Friday, July 29, 2011

Transport: The car industry’s effort to reduce its dependence on rare-earth elements has prompted a revival in the fortunes of an old-fashioned sort of electric motor

Difference engine
Nikola Tesla's revenge
ONCE again, worrywarts are wringing their hands over possible shortages of so-called “critical materials” crucial for high-tech industries. In America the Department of Energy is fretting about materials used to manufacture wind turbines, electric vehicles, solar cells and energy-efficient lighting. The substances in question include a bunch of rare-earth metals and a few other elements which—used a pinch here, a pinch there—enhance the way many industrial materials function.

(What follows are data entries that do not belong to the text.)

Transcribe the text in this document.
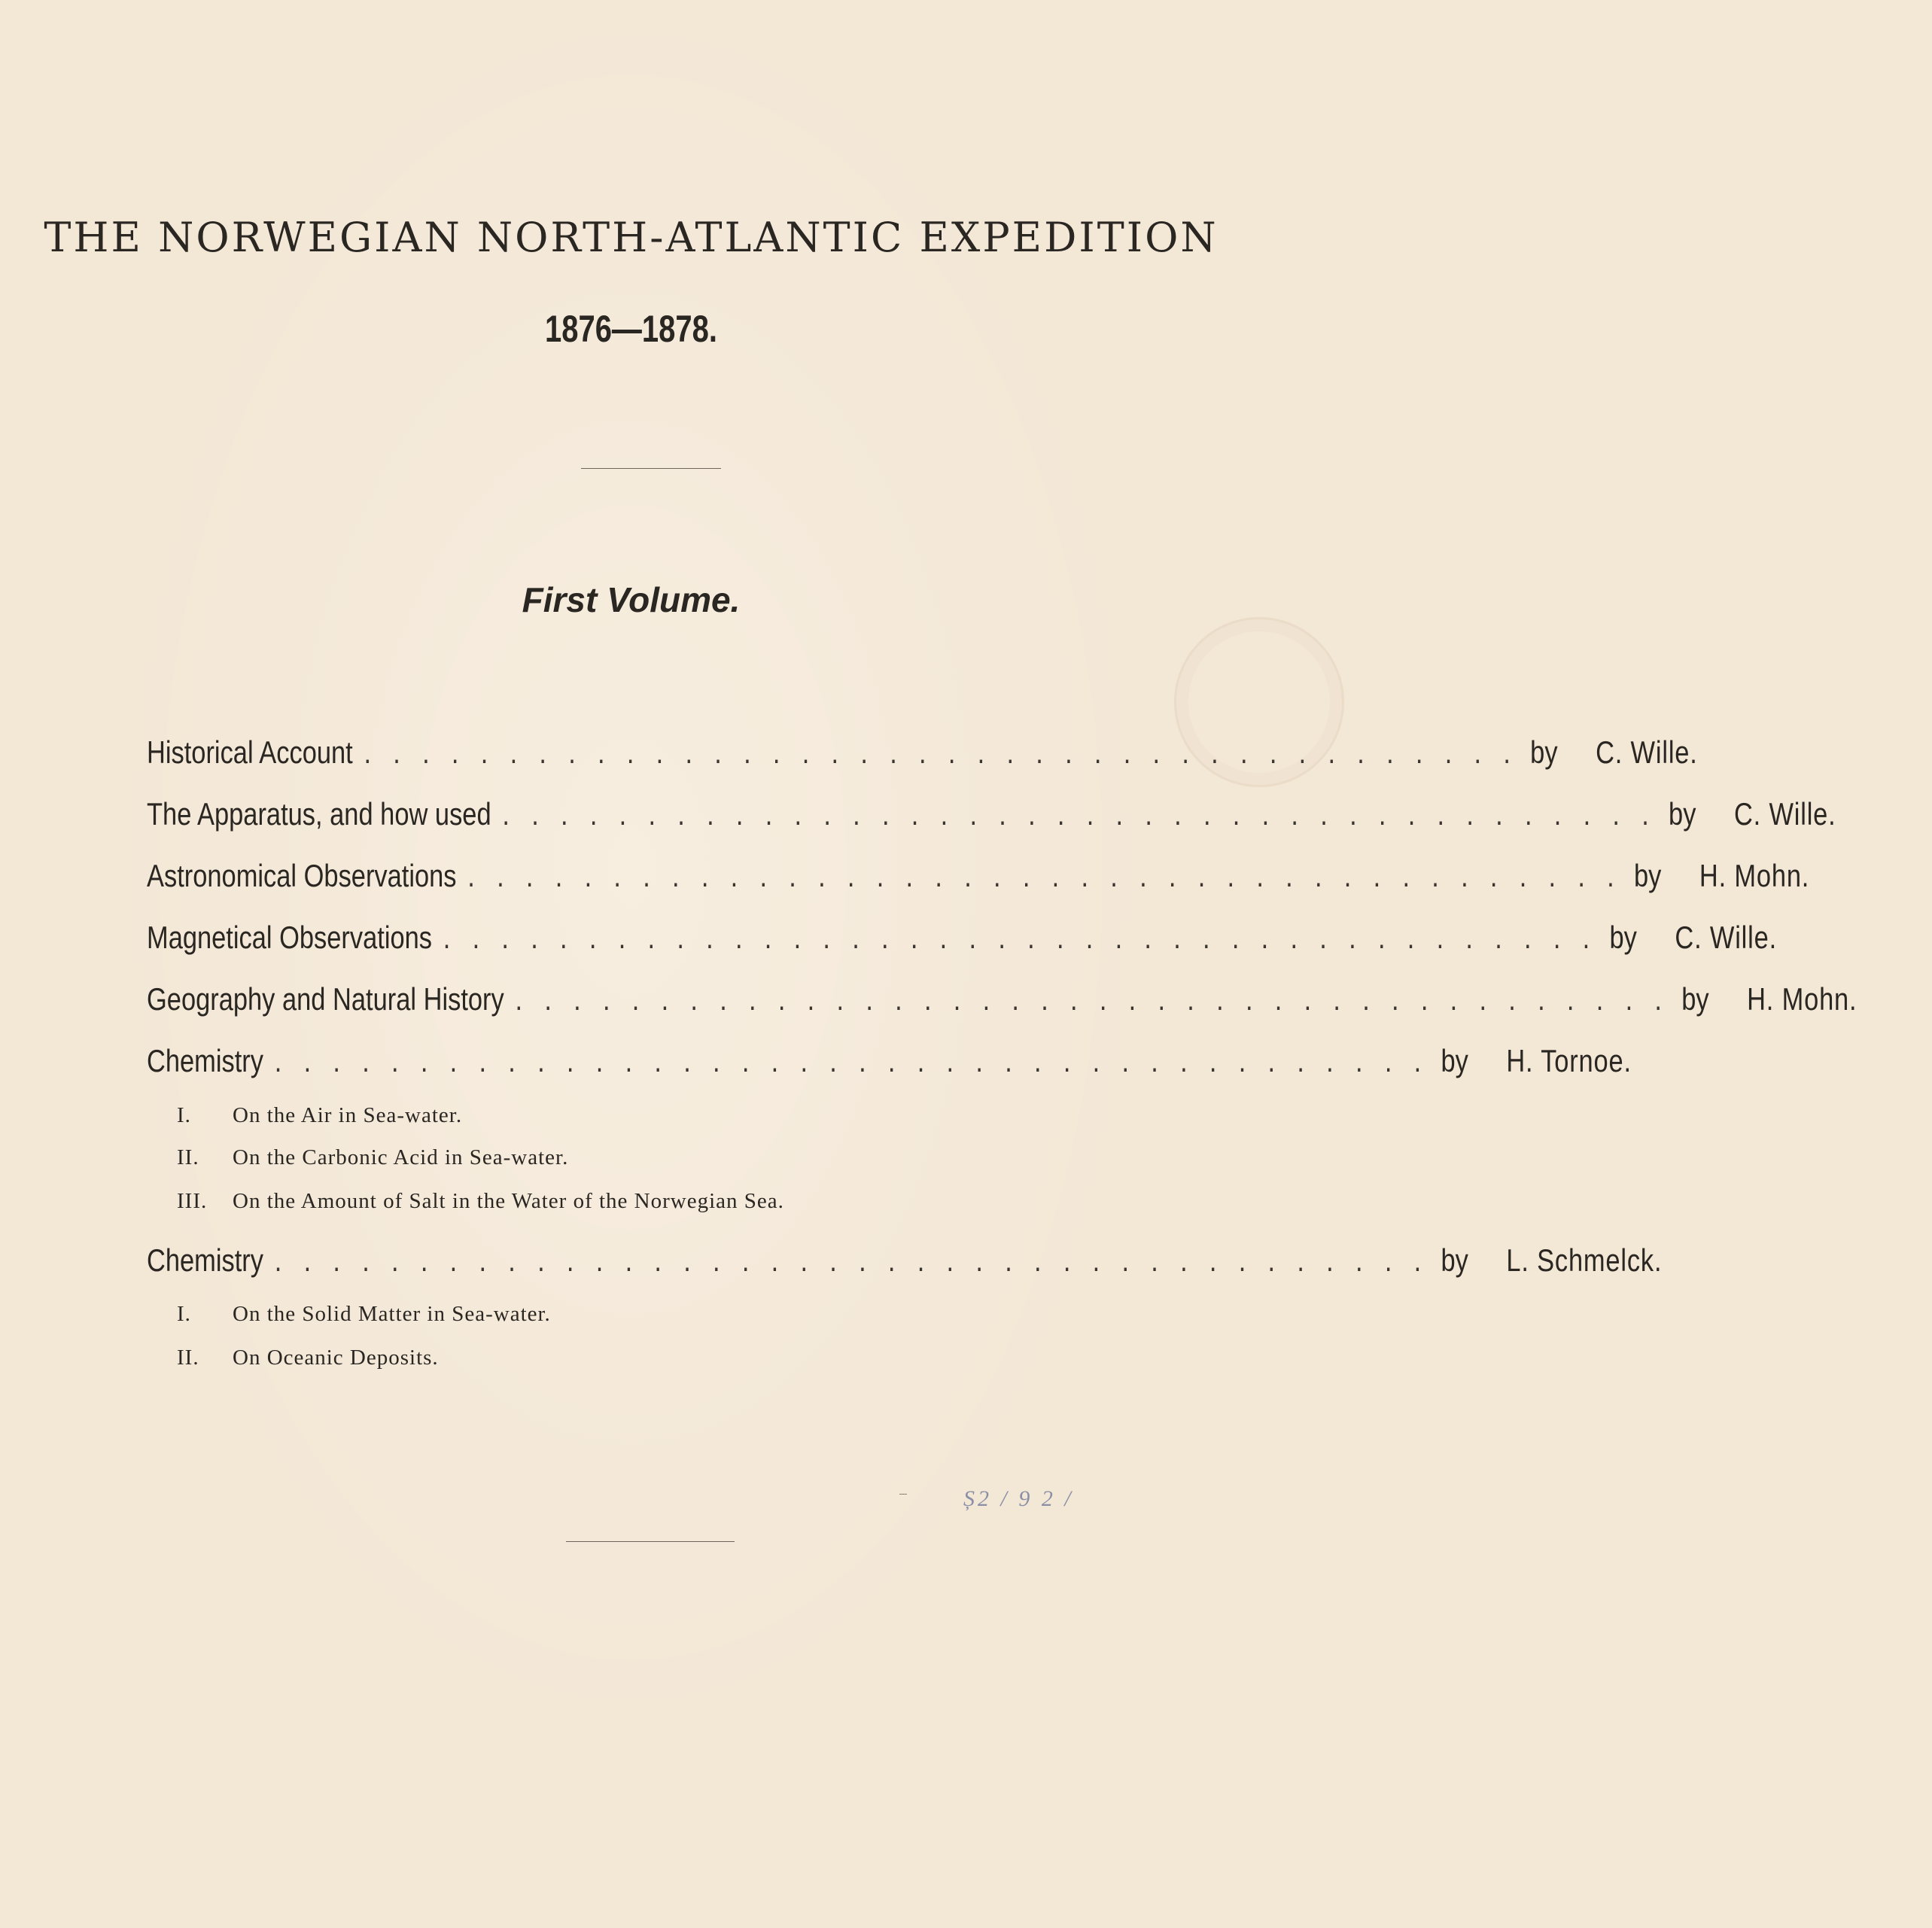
THE NORWEGIAN NORTH-ATLANTIC EXPEDITION
1876—1878.
First Volume.
Historical Account . . . . . . . . . . . . . . . . . . . . . . . . . . . . . . . . . . . . . . . . by	C. Wille.
The Apparatus, and how used . . . . . . . . . . . . . . . . . . . . . . . . . . . . . . . . . . . . . . . . by	C. Wille.
Astronomical Observations . . . . . . . . . . . . . . . . . . . . . . . . . . . . . . . . . . . . . . . . by	H. Mohn.
Magnetical Observations . . . . . . . . . . . . . . . . . . . . . . . . . . . . . . . . . . . . . . . . by	C. Wille.
Geography and Natural History . . . . . . . . . . . . . . . . . . . . . . . . . . . . . . . . . . . . . . . . by	H. Mohn.
Chemistry . . . . . . . . . . . . . . . . . . . . . . . . . . . . . . . . . . . . . . . . by	H. Tornoe.
I. On the Air in Sea-water.
II. On the Carbonic Acid in Sea-water.
III. On the Amount of Salt in the Water of the Norwegian Sea.
Chemistry . . . . . . . . . . . . . . . . . . . . . . . . . . . . . . . . . . . . . . . . by	L. Schmelck.
I. On the Solid Matter in Sea-water.
II. On Oceanic Deposits.
Ș2 / 9 2 /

It is not as though the rare-earth elements—scandium, yttrium and lanthanum plus the 14 so-called lanthanides—are all that rare. Some are as abundant as nickel, copper or zinc. Even the two rarest (thulium and lutetium) are more abundant in the Earth’s crust than gold or platinum.
A decade ago America was the world’s largest producer of rare-earth metals. But its huge open-cast mine at Mountain Pass, California, closed in 2002—a victim mainly of China’s drastically lower labour costs. Today, China produces 95% of the world’s supply of rare-earth metals, and has started limiting exports to keep the country’s own high-tech industries supplied.